The GOP had its 1996 convention under far better control, but the fractures, made evident during the contentious primaries, were no less deep. Debarred by his own party from running on his record of fiscal and social moderation–and with Clinton pre-empting much of the conservative agenda–Dole sought, as McGovern had in 1972, an eye-catching proposal to set him apart from his competitor.

And, like McGovern, Dole was enticed into an untenable choice, not by his party’s fringes, but by ostensibly responsible establishmentarian elements. For McGovern, it was the liberal professors of Yale and Harvard who persuaded him to embrace his misbegotten $1,000-a-person “demogrant”–a cash-welfare plan that would have put half the country on the take. For Dole, the damage was done by a coalition of pinstriped supply-side enthusiasts and Nobel laureates from Chicago, Harvard, and Stanford. These worthies lured the red-ink-wary Dole into espousing an across-the-board 15 percent tax-rate cut that even the average voter (not to mention most of Wall Street) could spot right off as a budget buster.

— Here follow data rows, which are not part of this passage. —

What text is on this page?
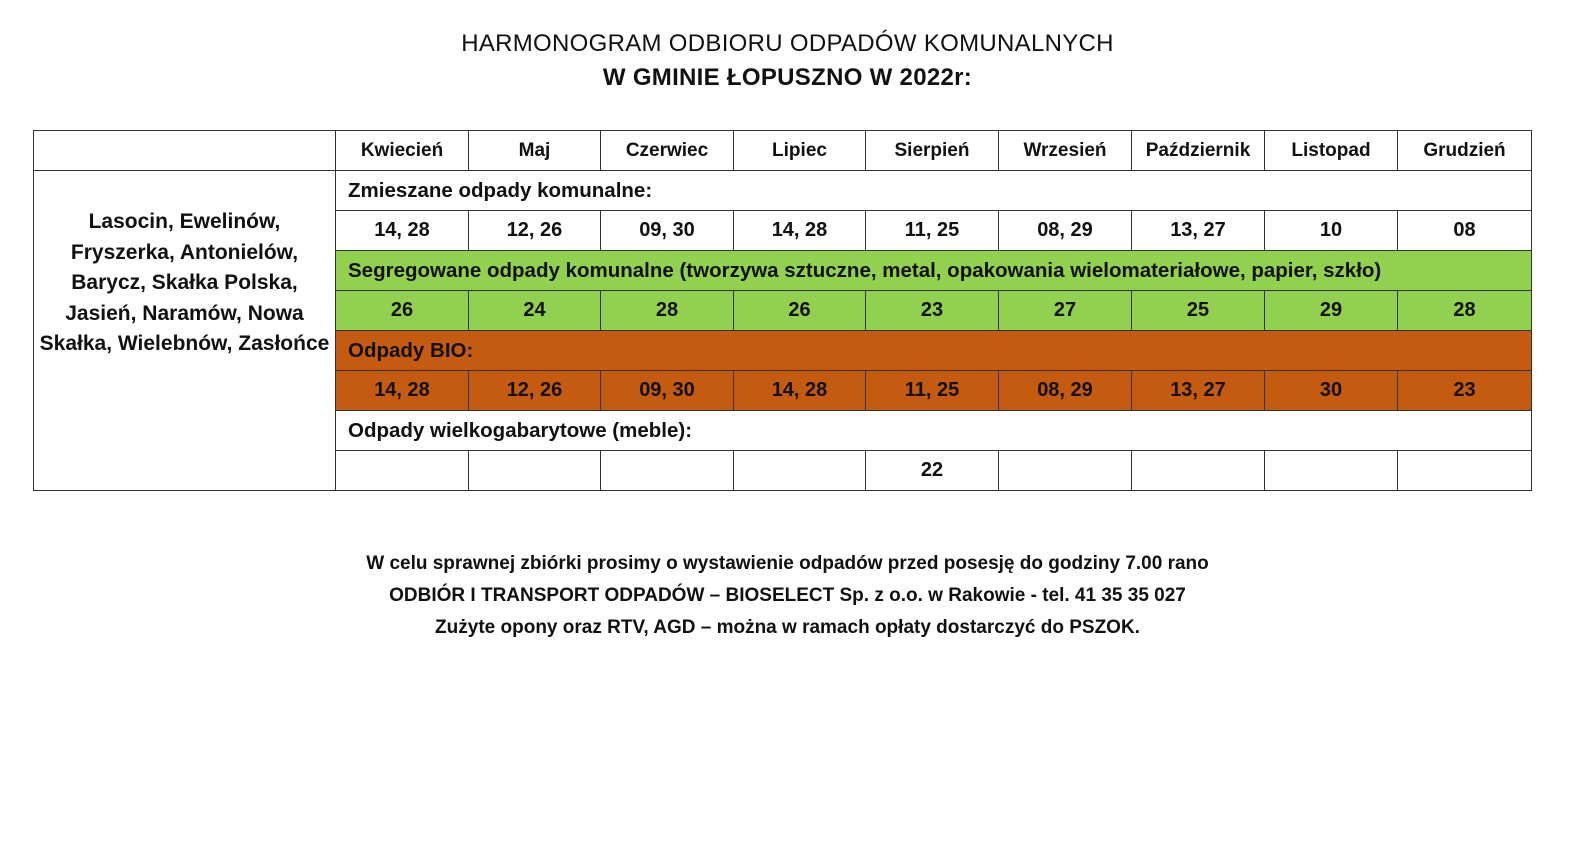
HARMONOGRAM ODBIORU ODPADÓW KOMUNALNYCH
W GMINIE ŁOPUSZNO W 2022r:
	Kwiecień	Maj	Czerwiec	Lipiec	Sierpień	Wrzesień	Październik	Listopad	Grudzień
Lasocin, Ewelinów, Fryszerka, Antonielów, Barycz, Skałka Polska, Jasień, Naramów, Nowa Skałka, Wielebnów, Zasłońce	Zmieszane odpady komunalne:								
	14, 28	12, 26	09, 30	14, 28	11, 25	08, 29	13, 27	10	08
	Segregowane odpady komunalne (tworzywa sztuczne, metal, opakowania wielomateriałowe, papier, szkło)								
	26	24	28	26	23	27	25	29	28
	Odpady BIO:								
	14, 28	12, 26	09, 30	14, 28	11, 25	08, 29	13, 27	30	23
	Odpady wielkogabarytowe (meble):								
					22				
W celu sprawnej zbiórki prosimy o wystawienie odpadów przed posesję do godziny 7.00 rano
ODBIÓR I TRANSPORT ODPADÓW – BIOSELECT Sp. z o.o. w Rakowie - tel. 41 35 35 027
Zużyte opony oraz RTV, AGD – można w ramach opłaty dostarczyć do PSZOK.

With the economy rebounding smartly from the brief 1971 recession and inflation temporarily in check, even the unpopularity of the raging Vietnam War couldn’t shake the power of Nixon’s incumbency. McGovern’s big blip in the polls came earlier than Dole’s post-convention gain. His gap with Nixon, according to White, narrowed briefly to 5 percentage points after a string of primary victories. The disastrous Democratic Convention, however, left McGovern a then record-setting 23 points in the hole. Dole got a bounce out of the well-orchestrated Republican Convention, but soon fell back into a double-digit deficit. With the gap still of landslide proportions in most polls, Dole has been written off, correctly or otherwise, by the pundits. (See this week’s “Horse Race.”)

Finally, lest their opponents’ weakness not suffice to produce a landslide, both incumbents got further help from a third-party candidate: Nixon from George Wallace, who drained white Southern support from the Democrats, and Clinton from Ross Perot, who likely will drain white suburbanites from Dole.

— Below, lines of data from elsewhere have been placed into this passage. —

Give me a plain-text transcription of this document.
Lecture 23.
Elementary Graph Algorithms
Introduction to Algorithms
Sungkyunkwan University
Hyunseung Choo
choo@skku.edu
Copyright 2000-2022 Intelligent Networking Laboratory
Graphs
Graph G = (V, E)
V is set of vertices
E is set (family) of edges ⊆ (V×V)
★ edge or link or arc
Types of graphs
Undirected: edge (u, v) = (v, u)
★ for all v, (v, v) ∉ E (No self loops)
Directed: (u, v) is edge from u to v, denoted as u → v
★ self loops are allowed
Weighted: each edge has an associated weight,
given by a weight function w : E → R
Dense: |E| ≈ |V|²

Beyond the election, the parallels may break down. Nixon’s Watergate sins (dismissed by the public on the eve of the election as, at most, the work of overzealous campaign aides) caught up with him in his second term. Clinton’s Whitewater and assorted other troubles, having been more thoroughly aired in his first term, may have run their course. In any case, it’s hard to imagine Clinton’s vice president, Al Gore, accepting bundles of cash in his White House office as Spiro Agnew did.

It’s not so hard, however, to imagine the GOP following the pattern set by the Democrats after 1972: pulling themselves together momentarily to field a winning centrist candidate four years later–and then thwarting his ability to govern (as the Democrats in Congress did Jimmy Carter’s)–thereby producing an era of domination by the opposition for the next two decades.